Prof. Dr. Mustafa Öztürk Onuruna TARİH YAZILARI I, Işıl Işık Bostancı Ayşe Gül Hüseyniklioğlu Ayşe Değerli Orhan Kılıç, Editör, Ideal Kitaplar, İstanbul, ss.581-616, 2021
Osmanlı Devleti’nin Adalar Denizi’nde hâkim olma stratejisi, 16. yüzyılın sonlarına gelindiğinde büyük ölçüde tamamlanmış durumdaydı. Osmanlı
sınırlarına katılan adalar bölgesinde ilk egemenlik paylaşımı, Yunanistan’ın
1830 yılında bağımsız olmasıyla yaşandı. Bu paylaşımda Avrupalı büyük
devletlerin müdahalesi belirleyici oldu. 1821 Rum İsyanı’nı destekleyen ve
sonrasında Yunan bağımsızlığını sağlayan antlaşmalara garantör devletler
sıfatıyla imza atan İngiltere, Fransa ve Rusya ile yapılan müzakereler sonucu
Ege’de yeni bir statü oluştu.
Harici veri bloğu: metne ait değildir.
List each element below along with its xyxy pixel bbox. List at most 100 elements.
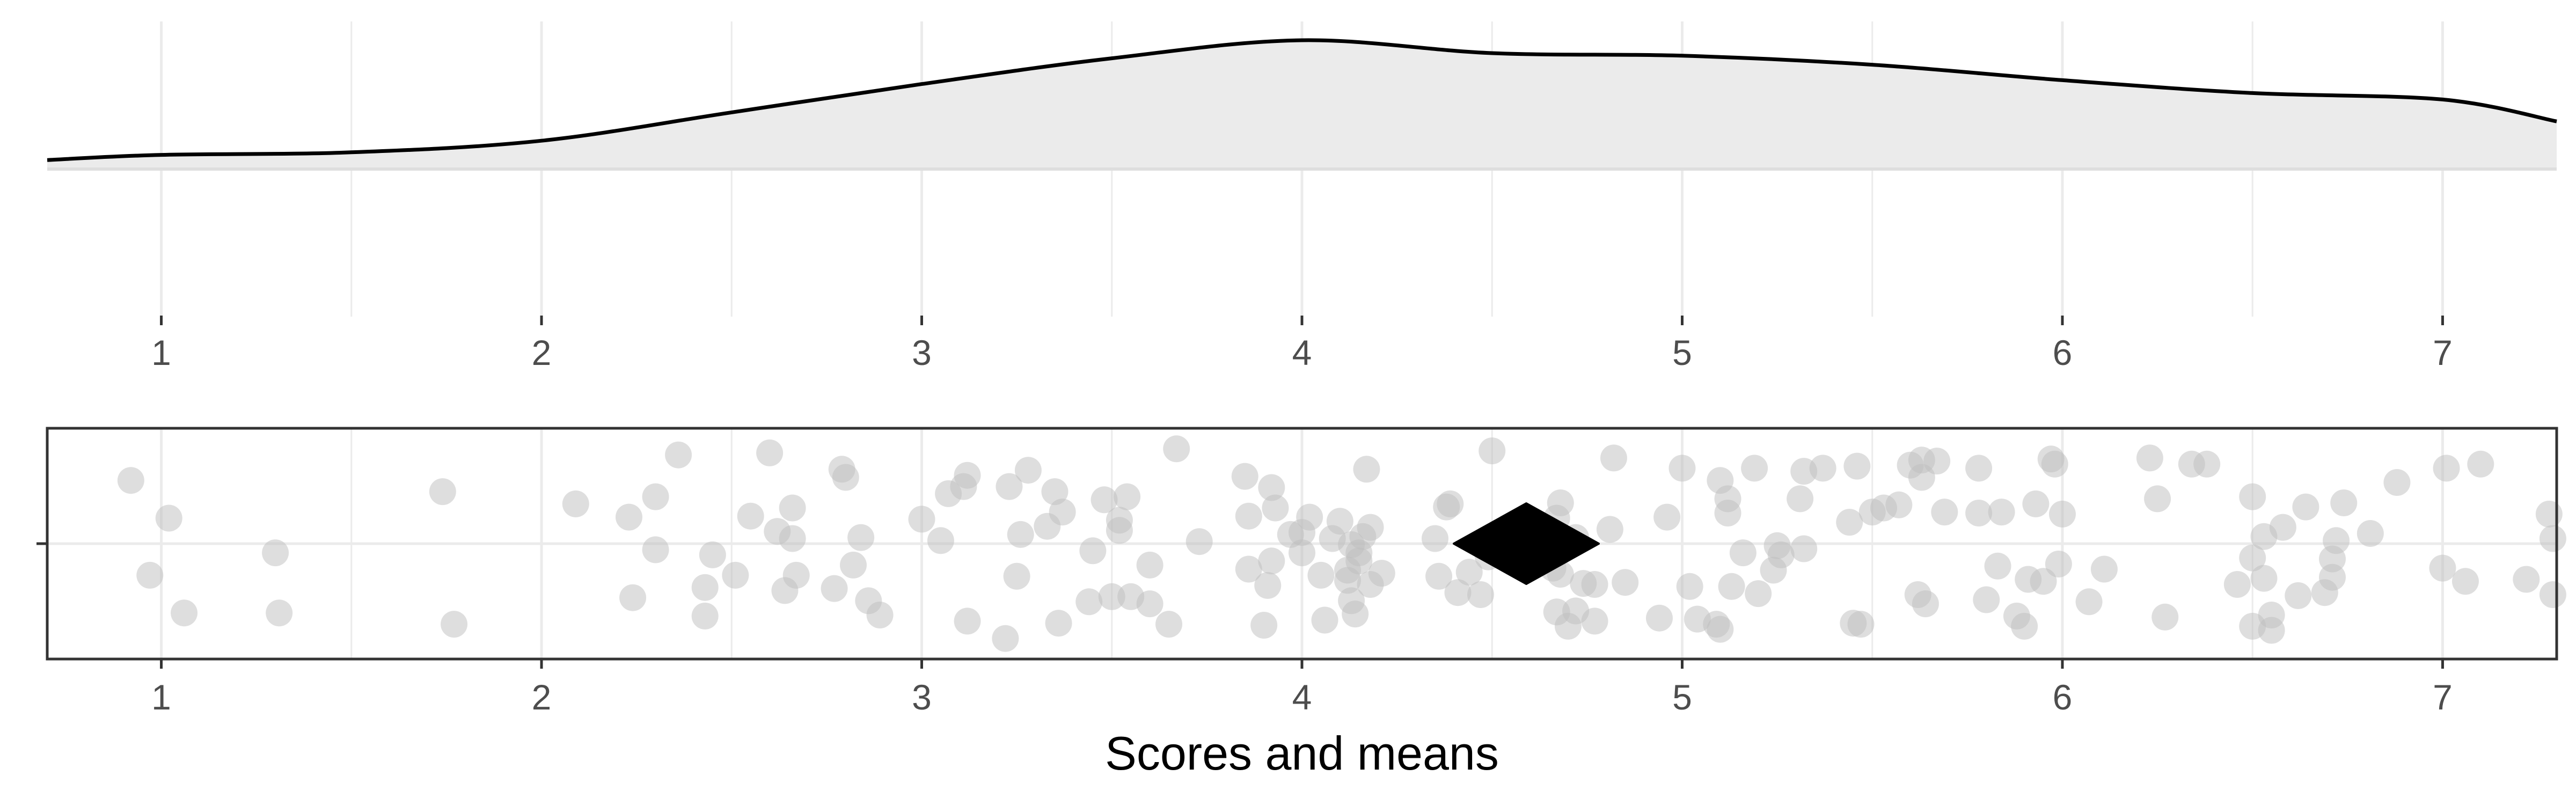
data-point <box>2239 483 2266 510</box>
data-point <box>1296 503 1323 531</box>
data-point <box>262 539 289 567</box>
data-point <box>429 478 456 506</box>
jitter-x-tick-label: 1 <box>151 677 171 717</box>
data-point <box>756 439 784 466</box>
data-point <box>2258 617 2285 644</box>
data-point <box>2535 500 2563 528</box>
data-point <box>562 490 589 517</box>
data-point <box>2144 485 2171 513</box>
data-point <box>908 506 935 533</box>
data-point <box>1581 608 1608 635</box>
data-point <box>441 611 468 638</box>
data-point <box>642 483 669 510</box>
data-point <box>2318 564 2346 591</box>
data-point <box>821 575 848 602</box>
jitter-panel: 1 2 3 4 5 6 7 <box>36 427 2566 717</box>
data-point <box>1311 606 1338 634</box>
data-point <box>1425 562 1453 590</box>
data-point <box>1467 581 1494 608</box>
data-point <box>782 561 810 589</box>
data-point <box>1973 586 2000 613</box>
data-point <box>1185 528 1213 555</box>
data-point <box>1984 552 2011 580</box>
density-x-tick-label: 7 <box>2433 333 2453 372</box>
jitter-x-tick-label: 5 <box>1672 677 1692 717</box>
density-x-tick-label: 3 <box>912 333 932 372</box>
data-point <box>691 574 719 601</box>
data-point <box>1718 573 1745 600</box>
data-point <box>1258 474 1285 501</box>
data-point <box>1600 444 1627 472</box>
data-point <box>2022 490 2050 517</box>
data-point <box>642 536 669 564</box>
data-point <box>1847 611 1875 638</box>
data-point <box>665 441 692 469</box>
data-point <box>954 608 981 635</box>
data-point <box>722 561 749 589</box>
data-point <box>2292 493 2319 521</box>
data-point <box>1114 483 1141 510</box>
data-point <box>2193 450 2221 478</box>
data-point <box>1079 537 1107 565</box>
data-point <box>1479 437 1506 465</box>
data-point <box>2239 544 2266 572</box>
data-point <box>2323 527 2350 554</box>
data-point <box>1136 590 1163 618</box>
density-x-tick-label: 5 <box>1672 333 1692 372</box>
density-x-tick-label: 6 <box>2053 333 2073 372</box>
jitter-x-tick-label: 2 <box>532 677 552 717</box>
data-point <box>866 602 894 628</box>
data-point <box>1250 612 1278 639</box>
data-point <box>699 541 726 568</box>
data-point <box>1707 616 1734 643</box>
data-point <box>2539 525 2566 552</box>
jitter-x-tick-label: 7 <box>2433 677 2453 717</box>
data-point <box>1836 509 1863 536</box>
data-point <box>839 551 867 579</box>
data-point <box>1455 559 1483 586</box>
data-point <box>136 561 164 589</box>
data-point <box>1714 485 1741 513</box>
data-point <box>847 524 875 551</box>
data-point <box>1155 611 1183 638</box>
density-line <box>47 38 2557 162</box>
data-point <box>1235 555 1262 583</box>
data-point <box>1041 478 1069 506</box>
jitter-points <box>117 435 2566 652</box>
data-point <box>1075 588 1103 616</box>
data-point <box>615 503 642 531</box>
data-point <box>954 462 981 489</box>
data-point <box>2045 551 2072 577</box>
data-point <box>2330 489 2358 516</box>
data-point <box>2433 455 2460 482</box>
data-point <box>1437 490 1464 517</box>
data-point <box>1885 491 1913 518</box>
data-point <box>2383 469 2411 496</box>
data-point <box>266 599 293 627</box>
data-point <box>1790 535 1818 562</box>
data-point <box>1965 500 1993 526</box>
data-point <box>1843 452 1871 480</box>
data-point <box>2285 582 2312 609</box>
data-point <box>1988 499 2015 526</box>
density-x-tick-label: 1 <box>151 333 171 372</box>
data-point <box>1098 583 1125 610</box>
data-point <box>1676 573 1703 600</box>
data-point <box>1136 551 1163 579</box>
density-x-tick-label: 4 <box>1292 333 1312 372</box>
data-point <box>737 502 764 530</box>
density-x-tick-label: 2 <box>532 333 552 372</box>
data-point <box>1258 547 1285 575</box>
data-point <box>1357 514 1384 541</box>
data-point <box>1767 541 1795 568</box>
data-point <box>1254 572 1282 599</box>
data-point <box>779 494 806 522</box>
data-point <box>1049 499 1076 526</box>
data-point <box>1965 455 1993 482</box>
data-point <box>2151 603 2179 631</box>
data-point <box>1326 508 1353 535</box>
data-point <box>2467 450 2494 478</box>
data-point <box>2030 568 2057 595</box>
data-point <box>927 527 954 554</box>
Buna göre Kuzey Sporad Adaları grubu Yunanistan’a
bırakıldı. Bunun dışında Anadolu kıyılarındaki Saruhan Adaları grubunda yer
alan Sisam Adası (Samos), Padişah fermanı ve yine üç devletin garantörlüğü
ile eyâlet-i mümtaze yani otonom statüye getirildi (1832). Ege Denizi’nde
geriye kalan bütün adalarda Osmanlı egemenliği devam ediyordu. Adalar
Denizi’ndeki bu son statü, Trablusgarp Savaşı esnasında İtalya’nın Rodos ve
Oniki Ada’yı işgali ile tekrar değişime uğradı (1911-1912). Bu savaş sürerken
bu sefer Balkan Savaşları başladı. Bu savaşta Ege’deki Türk adaları Yunanistan tarafından işgal edildi (1912-1913). Bu peşpeşe işgaller esnasında adalara
dair egemenlik tartışmalarında önemli gündem maddelerinden biri Güney
Sporad Adaları maktu vergisi meselesi oldu.